Sermon Eater

Randy W. Sims
Randy W. Sims Member Posts: 2,272 ✭✭✭
edited December 2024 in English Forum

Maybe this has been suggested before? or some existing solution?

I would love a better way to take notes when listening to a sermon. The reverse side of the sermon editor.

Mobile First, but desktop/laptop also. Mobile/laptop for initially taking notes (Active Listening!) and organizing/retrieval. Desktop+ for advanced study tools for follow up study after the sermon or developing the material for other uses.

I want to create a document with meta about the sermon (or classroom lecture!) like sermon editor.

Offline during church service, study group, classroom.

For main text and refs, I want to be able to quickly add them with a verse picker and importantly, navigate back and forth between them during the sermon to follow along. Very important!

Similarly (but maybe not online?) should be able to add topics. They should at least be available to launch directly to a topic study when reopened later on desktop.

Ditto for adding important words/lemmas.

User tags for organizing.

A place to add the notes / three points.

Our pastor ends the sermon by singing a verse or two from a hymn that ties in to the message.
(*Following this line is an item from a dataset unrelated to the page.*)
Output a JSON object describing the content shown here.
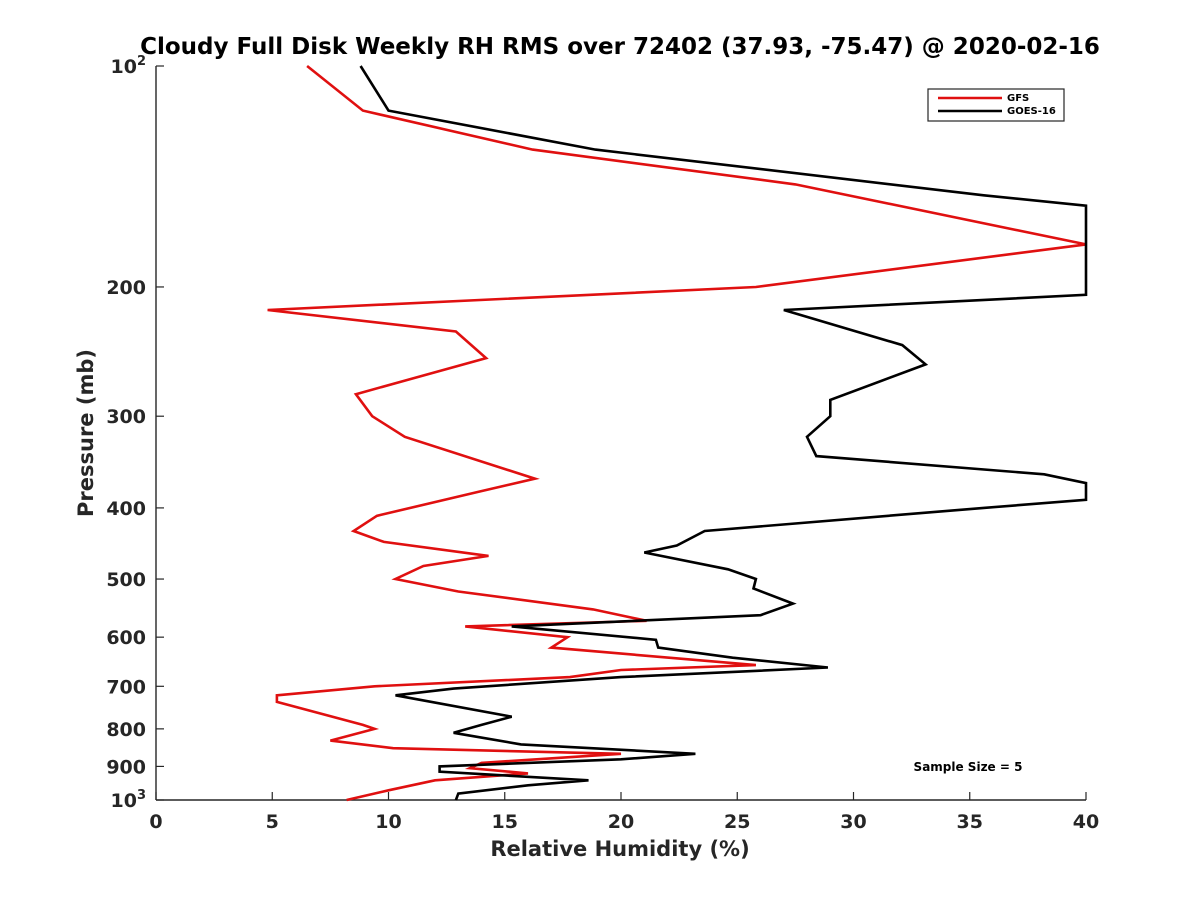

Maybe that just goes in notes, but a specific field could have interesting uses later.

The meta should be useful both for organizing for later retrieval and for following up on desktop for further study, tying in to guides, workflows, etc.

A plus would be sending a TODO or notification to the desktop to remind my to follow up because sometimes after service, a meal at Cracker Barrel, watching a race, I've forgotten what got me all excited/riled-up earlier [:$]. - New sermon notes taken: Click here to open.
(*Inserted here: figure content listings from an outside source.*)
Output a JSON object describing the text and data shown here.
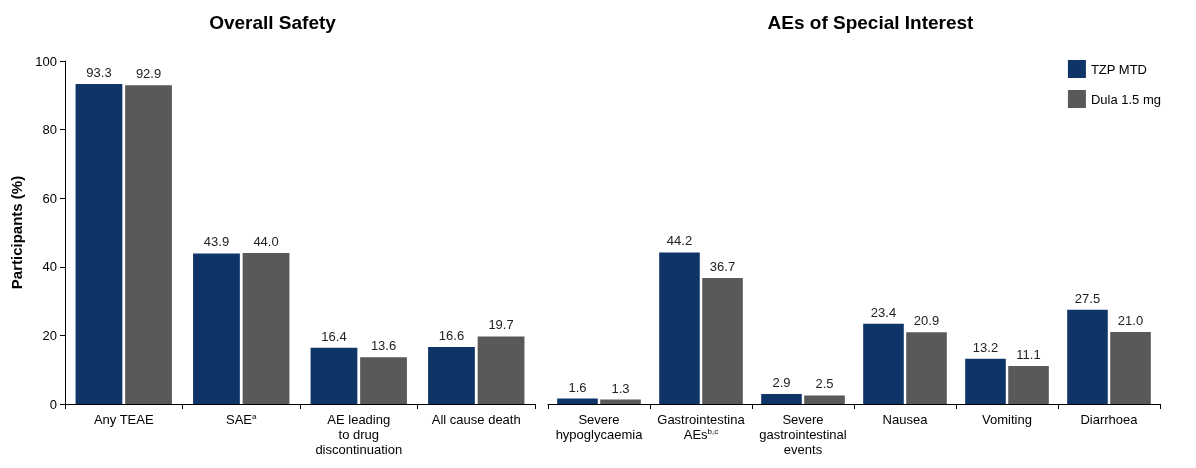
{
  "chart_data": [
    {
      "type": "bar",
      "title": "Overall Safety",
      "ylabel": "Participants (%)",
      "categories": [
        "Any TEAE",
        "SAE$^{a}$",
        "AE leading\nto drug\ndiscontinuation",
        "All cause death"
      ],
      "ylim": [
        0,
        100
      ],
      "yticks": [
        0,
        20,
        40,
        60,
        80,
        100
      ],
      "grid": false,
      "legend": false,
      "series": [
        {
          "color": "#0f3468",
          "values": [
            93.3,
            43.9,
            16.4,
            16.6
          ],
          "value_labels": [
            "93.3",
            "43.9",
            "16.4",
            "16.6"
          ]
        },
        {
          "color": "#595959",
          "values": [
            92.9,
            44.0,
            13.6,
            19.7
          ],
          "value_labels": [
            "92.9",
            "44.0",
            "13.6",
            "19.7"
          ]
        }
      ]
    },
    {
      "type": "bar",
      "title": "AEs of Special Interest",
      "categories": [
        "Severe\nhypoglycaemia",
        "Gastrointestina\nAEs$^{b,c}$",
        "Severe\ngastrointestinal\nevents",
        "Nausea",
        "Vomiting",
        "Diarrhoea"
      ],
      "ylim": [
        0,
        100
      ],
      "tick_labels": "x",
      "grid": false,
      "legend": "top right",
      "series": [
        {
          "name": "TZP MTD",
          "color": "#0f3468",
          "values": [
            1.6,
            44.2,
            2.9,
            23.4,
            13.2,
            27.5
          ],
          "value_labels": [
            "1.6",
            "44.2",
            "2.9",
            "23.4",
            "13.2",
            "27.5"
          ]
        },
        {
          "name": "Dula 1.5 mg",
          "color": "#595959",
          "values": [
            1.3,
            36.7,
            2.5,
            20.9,
            11.1,
            21.0
          ],
          "value_labels": [
            "1.3",
            "36.7",
            "2.5",
            "20.9",
            "11.1",
            "21.0"
          ]
        }
      ]
    }
  ]
}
Maybe a tool to export thoughts + meta to Facebook or a blog? Convert to a Sermon Editor document.

Work with or without Proclaim.

I did take a look in the app store for similar. A few are ok and allow interesting meta for organizing like mentioned above, but of course no tie ins to using tools in Logos. One had an interesting feature I did not think about: recording the sermon and pinning notes to specific locations in the recording for later retrieval. I kinda like that idea. Don't know how much I would use it but definitely interesting.